Diventare cattolici non significa smettere di pensare, ma imparare a farlo”.
Gilbert K. Chesterton

lunedì 2 novembre 2020

L'eterno riposo dona loro o Signore

 

COMMEMORAZIONE DEFUNTI


Questo giorno è volgarmente indicato come giorno dei morti, ma la Chiesa lo chiama “Commemorazione di tutti …”. Qualcuno penserà morti o defunti è la stessa cosa, invece le cose stanno diversamente. “Defunctus” è un termine latino e significa “che ha svolto la sua funzione”, “che ha finito”. Defunto dunque è chi “ha portato a compimento la sua vita”. Quello che per i non credenti è fine, distruzione, per noi è compimento, realizzazione, pienezza.
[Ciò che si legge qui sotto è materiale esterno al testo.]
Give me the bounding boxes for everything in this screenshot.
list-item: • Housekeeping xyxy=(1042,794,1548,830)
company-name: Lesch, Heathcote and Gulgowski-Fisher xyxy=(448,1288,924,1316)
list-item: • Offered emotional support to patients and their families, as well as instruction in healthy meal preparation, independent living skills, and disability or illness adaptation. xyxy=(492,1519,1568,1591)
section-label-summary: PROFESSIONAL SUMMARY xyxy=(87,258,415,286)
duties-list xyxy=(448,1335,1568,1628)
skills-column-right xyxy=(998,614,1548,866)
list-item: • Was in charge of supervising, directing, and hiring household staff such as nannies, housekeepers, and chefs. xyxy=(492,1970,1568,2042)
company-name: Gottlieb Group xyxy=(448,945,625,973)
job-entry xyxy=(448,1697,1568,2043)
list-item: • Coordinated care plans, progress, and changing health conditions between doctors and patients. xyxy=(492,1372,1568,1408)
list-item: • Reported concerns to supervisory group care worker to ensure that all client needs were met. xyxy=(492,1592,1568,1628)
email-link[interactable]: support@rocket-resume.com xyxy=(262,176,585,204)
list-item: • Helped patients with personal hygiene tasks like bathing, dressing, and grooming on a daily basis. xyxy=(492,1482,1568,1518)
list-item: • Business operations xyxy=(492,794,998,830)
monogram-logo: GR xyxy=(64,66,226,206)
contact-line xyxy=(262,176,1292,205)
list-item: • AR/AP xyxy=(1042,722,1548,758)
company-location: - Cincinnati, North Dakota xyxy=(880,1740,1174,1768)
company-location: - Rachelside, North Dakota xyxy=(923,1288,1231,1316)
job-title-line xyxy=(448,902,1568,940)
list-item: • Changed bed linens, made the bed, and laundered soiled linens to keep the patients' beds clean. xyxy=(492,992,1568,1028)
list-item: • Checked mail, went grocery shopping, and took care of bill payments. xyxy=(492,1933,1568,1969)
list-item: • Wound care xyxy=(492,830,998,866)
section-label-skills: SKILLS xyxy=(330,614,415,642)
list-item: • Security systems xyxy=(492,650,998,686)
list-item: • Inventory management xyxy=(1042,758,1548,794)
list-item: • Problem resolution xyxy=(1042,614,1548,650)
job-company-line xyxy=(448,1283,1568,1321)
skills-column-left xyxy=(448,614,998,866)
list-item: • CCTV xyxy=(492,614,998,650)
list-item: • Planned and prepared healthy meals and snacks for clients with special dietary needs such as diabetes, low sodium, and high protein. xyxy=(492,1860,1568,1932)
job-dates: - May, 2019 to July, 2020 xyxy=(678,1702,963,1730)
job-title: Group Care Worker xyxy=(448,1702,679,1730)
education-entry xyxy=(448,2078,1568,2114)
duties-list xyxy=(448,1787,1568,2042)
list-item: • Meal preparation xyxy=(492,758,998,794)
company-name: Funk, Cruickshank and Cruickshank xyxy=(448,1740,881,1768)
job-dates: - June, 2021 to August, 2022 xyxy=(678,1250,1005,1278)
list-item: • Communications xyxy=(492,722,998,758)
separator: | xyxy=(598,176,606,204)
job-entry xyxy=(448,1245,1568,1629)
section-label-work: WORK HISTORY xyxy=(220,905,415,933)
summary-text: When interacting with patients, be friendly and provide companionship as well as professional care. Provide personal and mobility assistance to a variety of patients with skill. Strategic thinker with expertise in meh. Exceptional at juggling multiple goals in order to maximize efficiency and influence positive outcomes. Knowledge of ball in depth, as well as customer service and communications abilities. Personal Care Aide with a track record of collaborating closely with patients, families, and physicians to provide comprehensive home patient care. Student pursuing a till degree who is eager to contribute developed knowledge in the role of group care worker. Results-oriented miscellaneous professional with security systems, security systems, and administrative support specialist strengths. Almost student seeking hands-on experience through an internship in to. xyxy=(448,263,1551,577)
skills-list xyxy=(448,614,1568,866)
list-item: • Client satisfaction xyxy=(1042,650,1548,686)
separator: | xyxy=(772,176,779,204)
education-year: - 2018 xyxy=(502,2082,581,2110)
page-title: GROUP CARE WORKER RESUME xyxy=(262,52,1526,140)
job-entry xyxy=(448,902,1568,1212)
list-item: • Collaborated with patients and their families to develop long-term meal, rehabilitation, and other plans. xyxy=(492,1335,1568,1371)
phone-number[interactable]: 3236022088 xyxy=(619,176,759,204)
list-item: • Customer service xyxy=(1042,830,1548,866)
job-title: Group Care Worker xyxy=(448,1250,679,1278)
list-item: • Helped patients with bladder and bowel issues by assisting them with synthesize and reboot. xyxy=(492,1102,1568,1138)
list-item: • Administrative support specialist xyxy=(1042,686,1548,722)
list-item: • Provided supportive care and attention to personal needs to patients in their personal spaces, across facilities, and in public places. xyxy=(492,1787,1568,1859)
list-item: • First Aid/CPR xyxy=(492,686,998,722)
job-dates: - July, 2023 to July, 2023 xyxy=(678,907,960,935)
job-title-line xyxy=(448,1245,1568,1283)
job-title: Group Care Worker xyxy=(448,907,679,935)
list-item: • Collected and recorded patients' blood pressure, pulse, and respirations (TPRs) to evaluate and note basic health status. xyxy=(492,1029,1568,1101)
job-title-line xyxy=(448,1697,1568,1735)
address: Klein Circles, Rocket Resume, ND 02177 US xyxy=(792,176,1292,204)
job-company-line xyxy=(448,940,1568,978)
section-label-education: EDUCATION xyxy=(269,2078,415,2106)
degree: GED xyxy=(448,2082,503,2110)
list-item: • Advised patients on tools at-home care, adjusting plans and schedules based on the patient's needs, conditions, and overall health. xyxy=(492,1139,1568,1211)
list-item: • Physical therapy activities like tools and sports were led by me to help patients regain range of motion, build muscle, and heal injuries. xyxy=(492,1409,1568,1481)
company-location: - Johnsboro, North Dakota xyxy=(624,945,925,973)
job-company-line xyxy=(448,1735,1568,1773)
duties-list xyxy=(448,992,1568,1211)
Noi tendiamo a misurare la vita in QUANTITA’ (deve essere lunga), mentre Dio la misura in QUALITA’.

Anche per il cimitero ci soccorre il significato delle parole, infatti coemeterium, dal greco κοιμητήριον indica il "luogo di riposo”. Quindi oggi si deve meditare sulla vita e non sulla morte; sulla vita di ieri, di oggi e di domani.

Siamo chiamati a guardare il nostro passato, per fare memoria della nostra storia. Il passato, per un cristiano, non è il carcere che tiene prigionieri, ma la scuola che, proprio a partire dagli errori, dalle cose non fatte o non dette, insegna a vivere il presente in maniera diversa. Il Signore non guarda il nostro ieri, ma il nostro oggi: come siamo adesso.

Lo sguardo però si dive spingere anche al nostro presente. Chi è stato a Fontecolombo, dove san Francesco ha scritto la sua Regola, ha certamente letto un’iscrizione che si trova sulla finestra dell’ossario; essa dice: “Ciò che siete fummo; ciò che siamo sarete”. Nelle sale da pranzo romane del periodo imperiale si dipingeva spesso uno scheletro, con la scritta “riconosci te stesso”; questo serviva a richiamare l’esigenza a non perdere neppure un momento di piacere. Anche a noi, quelle ossa, ricordano che un giorno moriremo, e ci aiutano a “contare i nostri giorni”, come dice splendidamente il salmo 89. La consapevolezza del tempo che scorre inesorabilmente, però non ci spinge al piacere (“chi vuol esser lieto sia, di doman non c’è certezza”), bensì alla “sapienza del cuore”ci deve aiutare cioè a vivere il presente, senza rinviare le scelte fondamentali. Sapienza deriva da “sapore”, e ci richiama a non lasciare che la nostra esistenza scorra insipida. Siamo richiamati a fare la scelta fondamentale, Cristo, Via, Verità e Vita.

Infine, lo sguardo si deve volgere al futuro, che se ci riserverà certamente il passaggio attraverso la porta della morte. Oggi possiamo guardare ai nostri cari, che ci hanno preceduti, certamente con rimpianto, ma anche con la certezza che essi sono giunti nella “pienezza senza fine e dolcezza alla destra di Dio”. Noi, con Giobbe diciamo: “Io so che il mio redentore è vivo e che, … dopo che questa mia pelle sarà distrutta, senza la mia carne vedrò Dio” (Gb 19,25s).Oggi dobbiamo fare memoria della promessa fatta dal Padre a Gesù: “Questa è la volontà di colui che mi ha mandato, che io non perda nulla di quanto egli mi ha dato, ma lo risusciti nell’ultimo giorno”.

Padre, manda su di noi lo Spirito Santo, affinché la morte non sia solo occasione di lacrime e di dolore, ma diventi per ciascuno una scuola di vita.